Teus amigos conhecem a tua canção e a cantam quando a esqueces. Aqueles
que te amam não podem ser enganados pelos erros que cometes ou as escuras
imagens que mostras aos demais. Eles recordam tua beleza quando te sentes
feio; tua totalidade quando estás quebrado; tua inocência quando te sentes
culpado, e teu propósito, quando estás confuso."
Quando tomei conhecimento deste texto achei realmente emocionante.

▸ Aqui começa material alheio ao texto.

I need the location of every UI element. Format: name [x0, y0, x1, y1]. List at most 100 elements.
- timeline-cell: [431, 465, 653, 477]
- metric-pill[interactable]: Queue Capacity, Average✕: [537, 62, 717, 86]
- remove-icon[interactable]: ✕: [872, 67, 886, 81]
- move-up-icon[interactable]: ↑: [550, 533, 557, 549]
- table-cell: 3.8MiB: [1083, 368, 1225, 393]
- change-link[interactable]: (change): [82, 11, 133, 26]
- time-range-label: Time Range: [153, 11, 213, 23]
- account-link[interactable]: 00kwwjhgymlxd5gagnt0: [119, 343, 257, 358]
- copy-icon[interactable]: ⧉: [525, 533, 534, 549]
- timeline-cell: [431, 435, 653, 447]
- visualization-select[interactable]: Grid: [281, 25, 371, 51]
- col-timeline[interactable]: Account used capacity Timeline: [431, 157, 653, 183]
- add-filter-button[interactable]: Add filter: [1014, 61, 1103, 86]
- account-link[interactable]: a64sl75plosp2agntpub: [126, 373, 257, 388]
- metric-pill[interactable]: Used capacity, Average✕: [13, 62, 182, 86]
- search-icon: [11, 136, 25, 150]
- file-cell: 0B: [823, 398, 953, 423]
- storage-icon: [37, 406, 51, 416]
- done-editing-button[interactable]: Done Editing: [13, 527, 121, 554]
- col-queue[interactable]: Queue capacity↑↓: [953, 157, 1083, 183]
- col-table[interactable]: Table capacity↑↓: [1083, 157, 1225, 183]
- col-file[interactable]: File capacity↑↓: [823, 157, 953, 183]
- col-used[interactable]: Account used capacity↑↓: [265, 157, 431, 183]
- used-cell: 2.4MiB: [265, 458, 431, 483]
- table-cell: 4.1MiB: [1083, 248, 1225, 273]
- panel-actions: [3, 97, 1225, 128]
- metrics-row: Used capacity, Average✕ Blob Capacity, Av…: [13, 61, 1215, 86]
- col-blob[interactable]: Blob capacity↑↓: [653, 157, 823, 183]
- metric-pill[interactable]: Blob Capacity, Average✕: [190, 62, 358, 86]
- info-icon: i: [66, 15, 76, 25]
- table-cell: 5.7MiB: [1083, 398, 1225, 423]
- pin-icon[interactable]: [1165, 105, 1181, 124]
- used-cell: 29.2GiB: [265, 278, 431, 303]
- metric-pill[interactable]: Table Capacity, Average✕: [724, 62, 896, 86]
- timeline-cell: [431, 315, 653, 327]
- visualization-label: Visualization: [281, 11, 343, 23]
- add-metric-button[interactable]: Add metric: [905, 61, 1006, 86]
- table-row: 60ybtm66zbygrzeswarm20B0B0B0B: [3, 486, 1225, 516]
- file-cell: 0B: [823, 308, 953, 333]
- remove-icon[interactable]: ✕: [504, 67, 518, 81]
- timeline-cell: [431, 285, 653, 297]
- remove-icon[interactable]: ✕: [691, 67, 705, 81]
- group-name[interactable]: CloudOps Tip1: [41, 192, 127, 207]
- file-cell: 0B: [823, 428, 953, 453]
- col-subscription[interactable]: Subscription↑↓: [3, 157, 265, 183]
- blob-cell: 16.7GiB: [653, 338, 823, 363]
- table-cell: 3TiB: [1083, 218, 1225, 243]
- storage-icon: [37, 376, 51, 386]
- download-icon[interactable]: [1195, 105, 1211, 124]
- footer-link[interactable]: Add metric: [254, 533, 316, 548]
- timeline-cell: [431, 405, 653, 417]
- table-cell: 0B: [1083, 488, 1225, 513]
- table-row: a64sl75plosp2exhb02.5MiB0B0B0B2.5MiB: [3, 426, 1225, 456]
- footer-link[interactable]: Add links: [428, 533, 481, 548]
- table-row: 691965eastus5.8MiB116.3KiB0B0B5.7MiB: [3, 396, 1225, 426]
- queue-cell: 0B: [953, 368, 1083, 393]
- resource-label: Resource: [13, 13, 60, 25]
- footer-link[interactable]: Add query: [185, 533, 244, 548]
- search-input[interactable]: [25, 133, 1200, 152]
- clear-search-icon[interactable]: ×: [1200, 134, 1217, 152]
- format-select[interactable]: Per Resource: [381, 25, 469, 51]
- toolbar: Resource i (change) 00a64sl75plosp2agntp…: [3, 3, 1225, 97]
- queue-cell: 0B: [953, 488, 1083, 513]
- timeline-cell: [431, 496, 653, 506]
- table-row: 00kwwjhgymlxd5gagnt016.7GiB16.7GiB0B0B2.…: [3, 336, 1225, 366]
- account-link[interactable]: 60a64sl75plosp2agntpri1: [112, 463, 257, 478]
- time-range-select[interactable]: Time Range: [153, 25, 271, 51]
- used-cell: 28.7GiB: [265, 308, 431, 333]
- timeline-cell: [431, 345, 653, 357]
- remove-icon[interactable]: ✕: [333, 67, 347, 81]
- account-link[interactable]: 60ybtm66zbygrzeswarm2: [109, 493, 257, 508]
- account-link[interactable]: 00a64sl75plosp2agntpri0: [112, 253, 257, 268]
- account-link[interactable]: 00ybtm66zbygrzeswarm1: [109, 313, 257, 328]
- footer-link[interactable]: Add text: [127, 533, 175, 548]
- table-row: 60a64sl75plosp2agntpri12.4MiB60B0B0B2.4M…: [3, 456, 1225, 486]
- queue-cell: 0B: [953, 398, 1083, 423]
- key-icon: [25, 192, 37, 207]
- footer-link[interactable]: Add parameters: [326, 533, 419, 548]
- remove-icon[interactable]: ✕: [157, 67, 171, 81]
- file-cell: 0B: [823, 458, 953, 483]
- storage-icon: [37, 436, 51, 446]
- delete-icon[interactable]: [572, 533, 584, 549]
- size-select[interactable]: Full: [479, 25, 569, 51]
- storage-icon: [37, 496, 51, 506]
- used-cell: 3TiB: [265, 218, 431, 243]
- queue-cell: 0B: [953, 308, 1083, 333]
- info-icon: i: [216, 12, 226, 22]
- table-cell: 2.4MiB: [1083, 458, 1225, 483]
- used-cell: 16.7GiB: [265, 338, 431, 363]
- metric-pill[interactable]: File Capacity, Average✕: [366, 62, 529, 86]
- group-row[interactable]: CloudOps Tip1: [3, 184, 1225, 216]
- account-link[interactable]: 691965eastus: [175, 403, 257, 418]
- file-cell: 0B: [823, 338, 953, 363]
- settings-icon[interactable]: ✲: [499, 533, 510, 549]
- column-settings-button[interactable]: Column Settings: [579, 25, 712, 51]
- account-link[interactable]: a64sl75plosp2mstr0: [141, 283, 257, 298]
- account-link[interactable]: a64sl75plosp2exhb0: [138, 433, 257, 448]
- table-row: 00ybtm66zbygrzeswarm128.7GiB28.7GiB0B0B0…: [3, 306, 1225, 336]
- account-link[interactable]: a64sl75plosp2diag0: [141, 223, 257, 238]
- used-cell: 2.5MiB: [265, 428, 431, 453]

Primeiro, pelo conteúdo do texto em si e segundo, porque, guardadas as devidas
proporções, tem tudo a ver com o trabalho que venho fazendo desde junho de
2009. Trabalho numa casa de festas, principalmente festas infantis, chamada
Vilarejo em Juiz de Fora e pra cada aniversariante compomos uma música. Até
agora, já foram mais de vinte canções e o momento em que os músicos, junto com
os monitores, tocam e cantam a música do aniversariante é sempre muito
especial. Os pais ficam surpresos e emocionados e as crianças acham muito
divertido. Acho que esse tipo de atividade musical resgata um pouco uma função
da música que na nossa sociedade super especializada se perdeu. Claro que isso
é uma coisa pequena, mas existir um lugar onde se pode executar este tipo de
proposta, junto com brincadeiras de roda, contação de histórias, interpretação de
peças teatrais, tudo sem música mecânica, para comemorar aniversários, pode
ser um começo. Quem sabe isso possa acender nas pessoas que frequentam a
casa uma luzinha que permita ver novas possibilidades para se aproximar da
música e trazê-la para dentro de suas casas e de suas vidas.